Pero ¡cuán poco sabía Acab de estos ejercicios secretos del alma de Elías, antes de que este saliese de su lugar de retiro para dirigir un llamado a la conciencia de ese rey malvado! No sabía que Elías había estado mucho tiempo sobre sus rodillas en secreto, antes de presentarse en público. Ignoraba todo esto; pero Elías era consciente de ello, y por eso pudo enfrentar con valentía al jefe de todo el mal, hablar al mismo rey Acab y anunciarle los juicios de un Dios justamente ofendido. En esto, nuestro profeta puede ser considerado como un bello modelo para todos aquellos que son llamados a hablar en el nombre del Señor. Todos estos, en virtud de su misión divina, deberían sentir que están completamente por encima de la influencia de la opinión de los hombres. ¡Cuán a menudo ocurre que aquellos que pueden hablar con cierto grado de poder y libertad en presencia de ciertas personas, delante de otras se hallan trabados y puede que completamente impedidos de hablar! Ciertamente esto no sucedería, si comprendieran claramente, no solo que recibieron su misión de lo alto, sino también que la cumplen en la presencia del Dios vivo.

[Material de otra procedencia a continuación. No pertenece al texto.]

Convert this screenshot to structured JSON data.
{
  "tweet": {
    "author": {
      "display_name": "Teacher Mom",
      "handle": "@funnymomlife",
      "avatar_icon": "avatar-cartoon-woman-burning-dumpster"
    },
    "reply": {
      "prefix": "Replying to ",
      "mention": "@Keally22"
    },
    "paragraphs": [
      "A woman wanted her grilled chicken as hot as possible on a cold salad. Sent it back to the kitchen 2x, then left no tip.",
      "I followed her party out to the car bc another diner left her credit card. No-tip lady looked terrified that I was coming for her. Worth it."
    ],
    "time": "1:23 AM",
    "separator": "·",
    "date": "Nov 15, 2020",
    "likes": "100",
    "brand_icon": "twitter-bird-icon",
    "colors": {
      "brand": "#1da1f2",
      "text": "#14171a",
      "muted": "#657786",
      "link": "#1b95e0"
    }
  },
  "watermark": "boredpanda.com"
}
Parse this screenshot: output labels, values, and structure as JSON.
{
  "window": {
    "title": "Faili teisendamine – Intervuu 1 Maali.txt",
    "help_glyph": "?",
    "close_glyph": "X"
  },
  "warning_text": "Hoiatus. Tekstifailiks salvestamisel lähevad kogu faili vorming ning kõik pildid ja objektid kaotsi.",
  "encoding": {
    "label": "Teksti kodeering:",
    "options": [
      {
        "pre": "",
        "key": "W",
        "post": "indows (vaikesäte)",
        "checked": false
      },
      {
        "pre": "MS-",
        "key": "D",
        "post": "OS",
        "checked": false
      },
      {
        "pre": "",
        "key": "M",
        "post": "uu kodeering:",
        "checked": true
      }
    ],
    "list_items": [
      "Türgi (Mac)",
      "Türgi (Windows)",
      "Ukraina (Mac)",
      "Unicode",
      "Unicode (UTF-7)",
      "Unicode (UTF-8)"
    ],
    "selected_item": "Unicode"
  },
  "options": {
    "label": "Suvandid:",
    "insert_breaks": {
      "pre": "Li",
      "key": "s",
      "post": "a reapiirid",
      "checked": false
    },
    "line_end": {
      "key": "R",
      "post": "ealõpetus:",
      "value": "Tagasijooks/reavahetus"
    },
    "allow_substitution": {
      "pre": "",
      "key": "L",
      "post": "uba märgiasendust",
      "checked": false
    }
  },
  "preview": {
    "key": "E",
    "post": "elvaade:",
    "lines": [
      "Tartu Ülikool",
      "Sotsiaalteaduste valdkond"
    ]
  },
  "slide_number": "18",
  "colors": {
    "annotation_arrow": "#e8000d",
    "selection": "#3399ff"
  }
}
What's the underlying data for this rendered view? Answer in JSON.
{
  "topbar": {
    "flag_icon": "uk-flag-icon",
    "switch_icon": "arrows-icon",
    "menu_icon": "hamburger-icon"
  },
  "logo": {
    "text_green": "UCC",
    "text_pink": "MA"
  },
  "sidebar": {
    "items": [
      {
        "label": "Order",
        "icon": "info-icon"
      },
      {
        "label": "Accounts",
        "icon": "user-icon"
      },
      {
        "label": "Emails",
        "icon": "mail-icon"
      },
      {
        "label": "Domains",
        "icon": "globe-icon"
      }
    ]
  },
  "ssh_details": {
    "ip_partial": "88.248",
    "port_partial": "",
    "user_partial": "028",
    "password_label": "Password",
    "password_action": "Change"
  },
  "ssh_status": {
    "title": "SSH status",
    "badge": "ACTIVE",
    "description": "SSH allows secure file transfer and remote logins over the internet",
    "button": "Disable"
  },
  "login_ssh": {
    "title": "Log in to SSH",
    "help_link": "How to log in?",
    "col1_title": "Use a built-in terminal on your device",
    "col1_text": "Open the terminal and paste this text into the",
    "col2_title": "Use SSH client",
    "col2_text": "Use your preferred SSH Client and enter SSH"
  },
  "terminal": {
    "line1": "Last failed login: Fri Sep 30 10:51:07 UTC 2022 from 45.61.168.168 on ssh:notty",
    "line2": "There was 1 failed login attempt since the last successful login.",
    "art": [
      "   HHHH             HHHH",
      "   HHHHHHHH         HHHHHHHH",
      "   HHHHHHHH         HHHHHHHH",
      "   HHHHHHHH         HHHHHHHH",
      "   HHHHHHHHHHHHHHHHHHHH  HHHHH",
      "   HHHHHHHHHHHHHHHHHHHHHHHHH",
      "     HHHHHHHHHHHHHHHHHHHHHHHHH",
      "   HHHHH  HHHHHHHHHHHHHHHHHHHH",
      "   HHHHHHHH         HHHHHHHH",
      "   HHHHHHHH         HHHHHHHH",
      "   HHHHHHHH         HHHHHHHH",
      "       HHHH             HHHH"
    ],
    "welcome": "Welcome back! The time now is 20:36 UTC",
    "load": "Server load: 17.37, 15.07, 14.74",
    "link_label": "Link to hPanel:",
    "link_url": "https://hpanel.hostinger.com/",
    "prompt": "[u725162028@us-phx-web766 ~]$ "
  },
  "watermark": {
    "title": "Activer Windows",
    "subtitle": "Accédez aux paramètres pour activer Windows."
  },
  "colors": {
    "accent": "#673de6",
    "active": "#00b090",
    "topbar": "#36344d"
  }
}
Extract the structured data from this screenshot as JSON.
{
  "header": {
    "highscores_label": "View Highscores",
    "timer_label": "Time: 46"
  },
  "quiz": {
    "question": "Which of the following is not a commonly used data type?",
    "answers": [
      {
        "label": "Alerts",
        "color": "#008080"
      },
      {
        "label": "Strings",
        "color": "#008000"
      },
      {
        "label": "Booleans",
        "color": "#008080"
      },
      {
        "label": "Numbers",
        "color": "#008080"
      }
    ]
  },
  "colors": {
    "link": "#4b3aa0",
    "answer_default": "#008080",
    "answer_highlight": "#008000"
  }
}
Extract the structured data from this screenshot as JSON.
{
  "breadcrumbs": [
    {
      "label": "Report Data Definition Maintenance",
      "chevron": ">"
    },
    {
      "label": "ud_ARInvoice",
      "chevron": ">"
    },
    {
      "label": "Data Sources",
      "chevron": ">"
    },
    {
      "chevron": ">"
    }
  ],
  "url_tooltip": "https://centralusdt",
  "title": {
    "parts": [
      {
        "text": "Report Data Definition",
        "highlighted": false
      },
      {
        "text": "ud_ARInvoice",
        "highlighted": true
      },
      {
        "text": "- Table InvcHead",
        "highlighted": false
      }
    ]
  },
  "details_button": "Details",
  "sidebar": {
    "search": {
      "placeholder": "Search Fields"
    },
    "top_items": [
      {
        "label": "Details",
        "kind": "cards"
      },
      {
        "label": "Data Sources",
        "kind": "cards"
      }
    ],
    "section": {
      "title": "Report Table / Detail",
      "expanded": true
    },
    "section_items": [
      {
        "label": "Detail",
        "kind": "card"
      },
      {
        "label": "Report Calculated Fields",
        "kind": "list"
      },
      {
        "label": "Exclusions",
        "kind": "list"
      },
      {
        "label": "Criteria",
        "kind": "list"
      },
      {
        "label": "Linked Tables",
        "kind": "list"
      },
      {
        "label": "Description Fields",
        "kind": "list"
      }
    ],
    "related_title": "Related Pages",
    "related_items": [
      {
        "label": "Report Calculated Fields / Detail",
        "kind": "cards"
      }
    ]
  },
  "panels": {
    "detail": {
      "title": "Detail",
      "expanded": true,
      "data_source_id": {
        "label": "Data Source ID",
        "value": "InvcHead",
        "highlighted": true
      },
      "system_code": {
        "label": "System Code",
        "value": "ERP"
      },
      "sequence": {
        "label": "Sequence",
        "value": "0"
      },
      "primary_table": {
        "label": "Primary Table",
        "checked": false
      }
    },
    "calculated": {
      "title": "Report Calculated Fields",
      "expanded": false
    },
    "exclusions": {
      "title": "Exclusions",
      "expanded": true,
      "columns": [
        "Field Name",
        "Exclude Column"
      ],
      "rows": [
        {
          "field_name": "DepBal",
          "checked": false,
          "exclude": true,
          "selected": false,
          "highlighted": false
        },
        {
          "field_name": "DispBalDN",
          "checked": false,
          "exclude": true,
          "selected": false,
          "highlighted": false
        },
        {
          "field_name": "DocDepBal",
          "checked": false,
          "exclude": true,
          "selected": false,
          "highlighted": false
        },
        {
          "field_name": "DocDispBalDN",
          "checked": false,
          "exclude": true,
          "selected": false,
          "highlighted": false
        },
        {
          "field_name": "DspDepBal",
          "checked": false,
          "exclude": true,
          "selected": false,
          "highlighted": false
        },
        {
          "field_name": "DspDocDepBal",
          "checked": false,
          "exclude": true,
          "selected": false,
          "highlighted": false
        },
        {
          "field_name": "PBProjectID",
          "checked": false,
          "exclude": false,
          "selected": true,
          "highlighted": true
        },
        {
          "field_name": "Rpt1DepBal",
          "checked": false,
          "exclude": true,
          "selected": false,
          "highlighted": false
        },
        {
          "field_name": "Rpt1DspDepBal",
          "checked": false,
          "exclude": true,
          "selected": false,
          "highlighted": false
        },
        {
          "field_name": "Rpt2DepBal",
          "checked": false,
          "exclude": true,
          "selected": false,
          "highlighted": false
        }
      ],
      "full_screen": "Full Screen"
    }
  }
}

El mensajero del Señor nunca debe dejarse influenciar por aquellos a los cuales anuncia su mensaje; debe estar por encima de ellos, a la par que toma el humilde lugar de siervo. Su lenguaje debiera ser: «En muy poco tengo el ser juzgado por vosotros, o por un tribunal humano (anthropines hemeras)» (1 Cor. 4:3). Este, en la perfección, era el caso de nuestro adorable Señor. ¡Cuán poco se dejaba influenciar por los pensamientos o los juicios de aquellos a quienes se dirigía! Podían contradecir sus palabras, oponerse y rechazarlas; pero, esta oposición jamás le hizo perder de vista, ni por un instante, el hecho de que fue enviado por Dios. Durante toda su carrera terrestre, no dejó de ser animado de la santa y fortificante seguridad que expresó en la sinagoga de Nazaret: «El Espíritu del Señor está sobre mí; porque me ungió para anunciar buenas noticias a los pobres» (Lucas 4:18). Vemos aquí en qué consistía el fundamento de su ministerio como Hijo del hombre: «En el poder del Espíritu» (v. 14); de ahí que siempre era consciente de ser el ministro de Dios y, como tal, estaba completamente por encima de la influencia de aquellos con los cuales trataba. «Mi enseñanza no es mía» –decía– «sino de aquel que me envió» (Juan 7:16). Él bien podía decir en toda verdad: «Jehová Dios de Israel, en cuya presencia estoy». Era siempre el «mensajero de Jehová» que hablaba «por mandato de Jehová al pueblo» (Hageo 1:13). Ahora bien, todos aquellos que ocupan el lugar de siervos o mensajeros del Señor, ¿no deberían procurar saber más de esta santa elevación del espíritu sobre los hombres y las circunstancias? ¿No deberían aspirar a liberarse más de la influencia de los pensamientos y juicios humanos?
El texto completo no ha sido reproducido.